Mothers of Invention: Day One’s Alchemy

Addressing one of the most-pressing issues of disaster relief, Tricia Compas-Markham gets it done. Elizabeth Barr reports from the Women In the World Summit in New York.

What began as Tricia Compas-Markman’s thesis at CalPoly has become a major, viable breakthrough in disaster relief. After a tsunami hit Japan and Katrina slammed the states in 2005, the then-civil engineering student began exploring methods for quicker and more-efficient means of delivering clean water to victims of disaster. She knew Proctor & Gamble had created a robust water-purifying system in a portable powder, yet gathering and transporting the water to those in need remained a challenge. “We didn’t reinvent the wheel,” Compas-Markman said of the Day One Response bag she created. “But we did make delivering clean water more efficient in a disaster situation.”

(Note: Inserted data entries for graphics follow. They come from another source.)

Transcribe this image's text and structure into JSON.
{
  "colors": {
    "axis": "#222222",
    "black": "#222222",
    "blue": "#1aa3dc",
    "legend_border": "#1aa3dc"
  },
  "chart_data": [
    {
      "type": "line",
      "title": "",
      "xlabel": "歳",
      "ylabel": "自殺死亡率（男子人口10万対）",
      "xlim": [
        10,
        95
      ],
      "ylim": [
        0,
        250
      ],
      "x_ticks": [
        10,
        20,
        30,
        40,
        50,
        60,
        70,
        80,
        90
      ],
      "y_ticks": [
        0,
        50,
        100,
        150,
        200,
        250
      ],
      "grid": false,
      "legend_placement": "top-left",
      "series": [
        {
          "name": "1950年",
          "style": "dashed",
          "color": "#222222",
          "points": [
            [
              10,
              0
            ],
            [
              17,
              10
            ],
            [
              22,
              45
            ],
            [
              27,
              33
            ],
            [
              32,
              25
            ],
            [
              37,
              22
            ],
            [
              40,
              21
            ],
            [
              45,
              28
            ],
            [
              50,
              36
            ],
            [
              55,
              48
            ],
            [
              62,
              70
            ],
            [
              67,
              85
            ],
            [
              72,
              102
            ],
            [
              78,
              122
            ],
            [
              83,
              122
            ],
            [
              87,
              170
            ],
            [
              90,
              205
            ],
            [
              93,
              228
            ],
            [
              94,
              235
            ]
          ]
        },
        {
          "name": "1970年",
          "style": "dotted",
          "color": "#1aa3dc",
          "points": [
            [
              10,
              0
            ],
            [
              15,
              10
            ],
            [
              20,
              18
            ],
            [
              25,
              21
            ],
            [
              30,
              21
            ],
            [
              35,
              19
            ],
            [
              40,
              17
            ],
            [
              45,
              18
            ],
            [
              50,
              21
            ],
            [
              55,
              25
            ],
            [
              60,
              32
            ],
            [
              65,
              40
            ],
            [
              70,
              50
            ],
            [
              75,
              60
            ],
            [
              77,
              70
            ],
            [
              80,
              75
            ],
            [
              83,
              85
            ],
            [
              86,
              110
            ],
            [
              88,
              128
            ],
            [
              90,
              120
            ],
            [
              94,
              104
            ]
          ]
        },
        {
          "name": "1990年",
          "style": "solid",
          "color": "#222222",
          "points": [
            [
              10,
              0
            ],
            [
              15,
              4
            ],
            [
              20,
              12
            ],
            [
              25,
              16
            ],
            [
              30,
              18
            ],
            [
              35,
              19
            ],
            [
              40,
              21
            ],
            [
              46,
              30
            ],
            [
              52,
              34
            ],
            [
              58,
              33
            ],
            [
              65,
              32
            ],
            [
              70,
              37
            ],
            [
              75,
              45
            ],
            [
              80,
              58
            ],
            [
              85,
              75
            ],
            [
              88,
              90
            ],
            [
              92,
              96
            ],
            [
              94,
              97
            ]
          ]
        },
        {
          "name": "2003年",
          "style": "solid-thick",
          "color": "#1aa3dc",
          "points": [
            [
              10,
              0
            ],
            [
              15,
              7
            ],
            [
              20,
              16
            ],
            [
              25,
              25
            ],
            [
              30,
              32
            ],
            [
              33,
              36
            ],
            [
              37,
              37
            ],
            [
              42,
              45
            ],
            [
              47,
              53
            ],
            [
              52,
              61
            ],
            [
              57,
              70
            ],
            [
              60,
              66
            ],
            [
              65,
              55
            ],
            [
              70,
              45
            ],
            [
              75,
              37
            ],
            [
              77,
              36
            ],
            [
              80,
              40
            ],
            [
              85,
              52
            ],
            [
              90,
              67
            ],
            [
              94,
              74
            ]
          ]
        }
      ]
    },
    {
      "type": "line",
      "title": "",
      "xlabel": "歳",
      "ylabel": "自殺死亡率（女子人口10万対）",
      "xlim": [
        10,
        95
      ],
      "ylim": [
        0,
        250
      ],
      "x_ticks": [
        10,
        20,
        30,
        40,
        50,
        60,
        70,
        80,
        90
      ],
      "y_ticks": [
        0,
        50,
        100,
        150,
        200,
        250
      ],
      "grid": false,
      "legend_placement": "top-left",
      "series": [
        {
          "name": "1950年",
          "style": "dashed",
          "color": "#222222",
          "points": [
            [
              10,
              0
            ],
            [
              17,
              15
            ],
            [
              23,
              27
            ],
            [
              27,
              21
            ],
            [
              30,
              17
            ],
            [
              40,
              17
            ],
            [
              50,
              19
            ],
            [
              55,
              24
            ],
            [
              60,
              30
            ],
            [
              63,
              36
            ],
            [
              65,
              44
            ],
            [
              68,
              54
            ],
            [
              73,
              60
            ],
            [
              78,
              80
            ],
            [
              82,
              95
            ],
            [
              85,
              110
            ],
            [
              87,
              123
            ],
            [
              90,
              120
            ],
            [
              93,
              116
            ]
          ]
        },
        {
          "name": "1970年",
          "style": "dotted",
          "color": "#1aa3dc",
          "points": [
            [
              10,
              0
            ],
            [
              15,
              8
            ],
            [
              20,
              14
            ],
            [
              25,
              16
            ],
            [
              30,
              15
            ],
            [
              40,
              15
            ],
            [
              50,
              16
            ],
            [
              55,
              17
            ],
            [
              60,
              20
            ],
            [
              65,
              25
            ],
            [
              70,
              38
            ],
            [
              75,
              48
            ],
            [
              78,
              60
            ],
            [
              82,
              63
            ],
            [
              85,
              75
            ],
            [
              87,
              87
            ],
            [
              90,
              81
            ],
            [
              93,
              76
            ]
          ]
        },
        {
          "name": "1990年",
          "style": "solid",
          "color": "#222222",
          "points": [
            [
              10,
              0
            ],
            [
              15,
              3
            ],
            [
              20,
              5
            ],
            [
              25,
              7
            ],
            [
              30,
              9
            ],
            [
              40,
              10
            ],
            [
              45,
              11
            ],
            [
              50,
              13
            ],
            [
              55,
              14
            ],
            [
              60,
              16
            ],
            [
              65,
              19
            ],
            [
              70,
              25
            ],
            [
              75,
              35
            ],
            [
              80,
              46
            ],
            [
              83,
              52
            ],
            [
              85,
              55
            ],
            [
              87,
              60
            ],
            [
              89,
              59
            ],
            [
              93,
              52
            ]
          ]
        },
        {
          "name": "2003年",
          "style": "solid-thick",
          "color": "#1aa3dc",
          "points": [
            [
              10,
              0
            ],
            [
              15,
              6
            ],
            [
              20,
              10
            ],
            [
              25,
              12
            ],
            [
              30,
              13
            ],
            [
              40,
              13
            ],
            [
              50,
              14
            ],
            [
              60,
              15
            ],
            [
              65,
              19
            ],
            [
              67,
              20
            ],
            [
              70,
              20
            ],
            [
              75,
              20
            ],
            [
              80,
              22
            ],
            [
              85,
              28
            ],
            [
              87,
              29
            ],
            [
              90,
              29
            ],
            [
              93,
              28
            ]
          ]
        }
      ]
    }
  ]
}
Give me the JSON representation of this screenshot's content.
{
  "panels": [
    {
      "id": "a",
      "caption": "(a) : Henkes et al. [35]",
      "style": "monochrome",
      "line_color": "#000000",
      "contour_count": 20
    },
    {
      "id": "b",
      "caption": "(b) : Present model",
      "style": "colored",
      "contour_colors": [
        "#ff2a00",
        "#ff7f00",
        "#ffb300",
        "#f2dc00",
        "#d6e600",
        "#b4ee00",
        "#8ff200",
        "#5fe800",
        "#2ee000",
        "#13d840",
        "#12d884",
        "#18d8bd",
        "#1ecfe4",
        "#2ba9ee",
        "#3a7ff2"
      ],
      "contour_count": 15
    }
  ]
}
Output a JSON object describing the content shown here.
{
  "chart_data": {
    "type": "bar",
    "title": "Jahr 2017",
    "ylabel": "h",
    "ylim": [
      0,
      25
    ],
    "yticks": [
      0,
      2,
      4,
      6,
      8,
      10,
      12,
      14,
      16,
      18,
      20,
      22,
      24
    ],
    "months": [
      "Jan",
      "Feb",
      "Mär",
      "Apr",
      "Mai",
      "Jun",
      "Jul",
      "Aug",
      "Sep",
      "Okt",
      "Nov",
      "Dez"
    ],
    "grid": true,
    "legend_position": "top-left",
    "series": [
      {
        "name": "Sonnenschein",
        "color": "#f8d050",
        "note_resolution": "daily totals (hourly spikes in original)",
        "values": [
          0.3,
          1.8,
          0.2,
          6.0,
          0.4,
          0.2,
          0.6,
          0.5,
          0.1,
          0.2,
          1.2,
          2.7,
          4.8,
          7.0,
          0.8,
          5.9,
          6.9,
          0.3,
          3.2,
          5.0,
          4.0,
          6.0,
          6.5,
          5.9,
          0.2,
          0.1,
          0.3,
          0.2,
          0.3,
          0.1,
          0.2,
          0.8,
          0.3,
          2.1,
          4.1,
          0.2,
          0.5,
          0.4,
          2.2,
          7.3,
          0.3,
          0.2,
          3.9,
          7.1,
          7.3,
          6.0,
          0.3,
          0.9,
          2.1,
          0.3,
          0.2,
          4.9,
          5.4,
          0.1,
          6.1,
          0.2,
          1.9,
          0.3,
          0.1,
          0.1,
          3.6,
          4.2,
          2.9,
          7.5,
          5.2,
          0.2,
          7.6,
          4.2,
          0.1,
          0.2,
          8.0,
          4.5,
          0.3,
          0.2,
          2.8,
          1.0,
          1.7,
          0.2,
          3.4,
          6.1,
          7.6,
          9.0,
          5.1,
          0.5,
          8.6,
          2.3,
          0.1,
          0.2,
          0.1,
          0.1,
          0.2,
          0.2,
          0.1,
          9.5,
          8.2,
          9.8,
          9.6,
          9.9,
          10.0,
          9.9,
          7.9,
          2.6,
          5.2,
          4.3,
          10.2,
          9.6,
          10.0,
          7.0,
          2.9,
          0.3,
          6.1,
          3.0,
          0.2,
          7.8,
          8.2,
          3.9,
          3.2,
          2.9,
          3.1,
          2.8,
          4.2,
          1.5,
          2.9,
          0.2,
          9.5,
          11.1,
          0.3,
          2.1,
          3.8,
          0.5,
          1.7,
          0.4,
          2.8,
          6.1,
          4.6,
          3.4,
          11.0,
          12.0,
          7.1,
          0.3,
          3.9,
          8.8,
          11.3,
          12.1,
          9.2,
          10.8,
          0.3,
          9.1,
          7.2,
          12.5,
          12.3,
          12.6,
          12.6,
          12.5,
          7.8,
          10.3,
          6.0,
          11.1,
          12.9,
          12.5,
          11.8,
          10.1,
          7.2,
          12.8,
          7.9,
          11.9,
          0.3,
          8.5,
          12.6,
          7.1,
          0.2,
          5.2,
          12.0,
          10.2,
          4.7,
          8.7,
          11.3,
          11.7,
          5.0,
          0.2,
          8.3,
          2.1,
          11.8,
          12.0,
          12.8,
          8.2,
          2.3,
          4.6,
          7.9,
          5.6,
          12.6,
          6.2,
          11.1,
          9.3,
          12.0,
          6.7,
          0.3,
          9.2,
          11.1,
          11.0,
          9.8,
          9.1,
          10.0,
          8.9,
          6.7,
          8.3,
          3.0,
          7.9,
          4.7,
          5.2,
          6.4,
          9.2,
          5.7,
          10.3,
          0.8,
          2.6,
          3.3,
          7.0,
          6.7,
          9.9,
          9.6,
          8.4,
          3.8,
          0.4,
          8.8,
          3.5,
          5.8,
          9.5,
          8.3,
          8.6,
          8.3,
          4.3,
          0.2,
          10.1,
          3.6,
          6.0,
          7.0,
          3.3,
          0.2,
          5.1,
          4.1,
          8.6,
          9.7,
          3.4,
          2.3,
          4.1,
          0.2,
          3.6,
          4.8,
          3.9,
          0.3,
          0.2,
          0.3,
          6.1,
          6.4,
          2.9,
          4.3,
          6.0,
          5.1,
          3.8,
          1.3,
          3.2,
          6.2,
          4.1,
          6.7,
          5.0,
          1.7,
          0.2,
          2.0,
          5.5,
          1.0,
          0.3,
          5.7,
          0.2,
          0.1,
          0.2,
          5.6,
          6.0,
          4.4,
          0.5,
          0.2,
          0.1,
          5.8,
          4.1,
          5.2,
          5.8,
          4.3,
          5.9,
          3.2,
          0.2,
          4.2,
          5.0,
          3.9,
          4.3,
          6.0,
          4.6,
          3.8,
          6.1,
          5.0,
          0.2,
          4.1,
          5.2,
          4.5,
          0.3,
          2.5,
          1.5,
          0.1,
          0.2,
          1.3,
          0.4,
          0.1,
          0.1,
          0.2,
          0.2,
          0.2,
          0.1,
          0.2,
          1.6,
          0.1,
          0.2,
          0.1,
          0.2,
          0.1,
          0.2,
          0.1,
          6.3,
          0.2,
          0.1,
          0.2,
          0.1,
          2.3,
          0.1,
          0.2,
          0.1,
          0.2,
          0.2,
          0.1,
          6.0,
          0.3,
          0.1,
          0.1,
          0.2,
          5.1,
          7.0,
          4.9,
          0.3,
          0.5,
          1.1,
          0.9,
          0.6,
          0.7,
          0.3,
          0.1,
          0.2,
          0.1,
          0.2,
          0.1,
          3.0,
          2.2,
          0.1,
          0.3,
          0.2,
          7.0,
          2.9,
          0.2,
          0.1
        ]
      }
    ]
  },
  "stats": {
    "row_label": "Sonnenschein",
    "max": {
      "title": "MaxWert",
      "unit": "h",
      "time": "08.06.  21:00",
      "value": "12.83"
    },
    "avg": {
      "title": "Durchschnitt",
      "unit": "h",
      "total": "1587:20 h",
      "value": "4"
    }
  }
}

Compas-Markman is modest. During the Toyota Mothers of Invention series at the Women in the World summit on Friday, she explained her deceptively simple device. The bag holds 10 liters of water, which can be scooped up from any river, stream or other body of water, no matter how dirty it is. Drop in a packet of the P&G purifying powder and shake the plastic bag for about 10 minutes, and you have potable and portable water.

“In school, as civil engineers, we’re conditioned to believe we will go on to become consultants or work for governments,” Compas-Markman explained. “And I was offered a job after school, but it was 2008, the economy crashed and the job was rescinded. So I decided to investigate the business applications for the Day One bag.”

A trip to Haiti was also key in motivating Compas-Markman to scale the product. “I visited about a year after the 2010 earthquake and it was very eye-opening to see the conditions people were still living in,” she explained. “Our translator said that after the quake, he had to walk nine miles for just one liter of water. It wasn’t enough for himself, let alone his family.”

Day One Relief is now working with NGOs, militaries and governments. “Just 20,000 units can affect 100,000 people,” Compas-Markman said. And after visiting Haiti, she realizes she has the ability to save lives.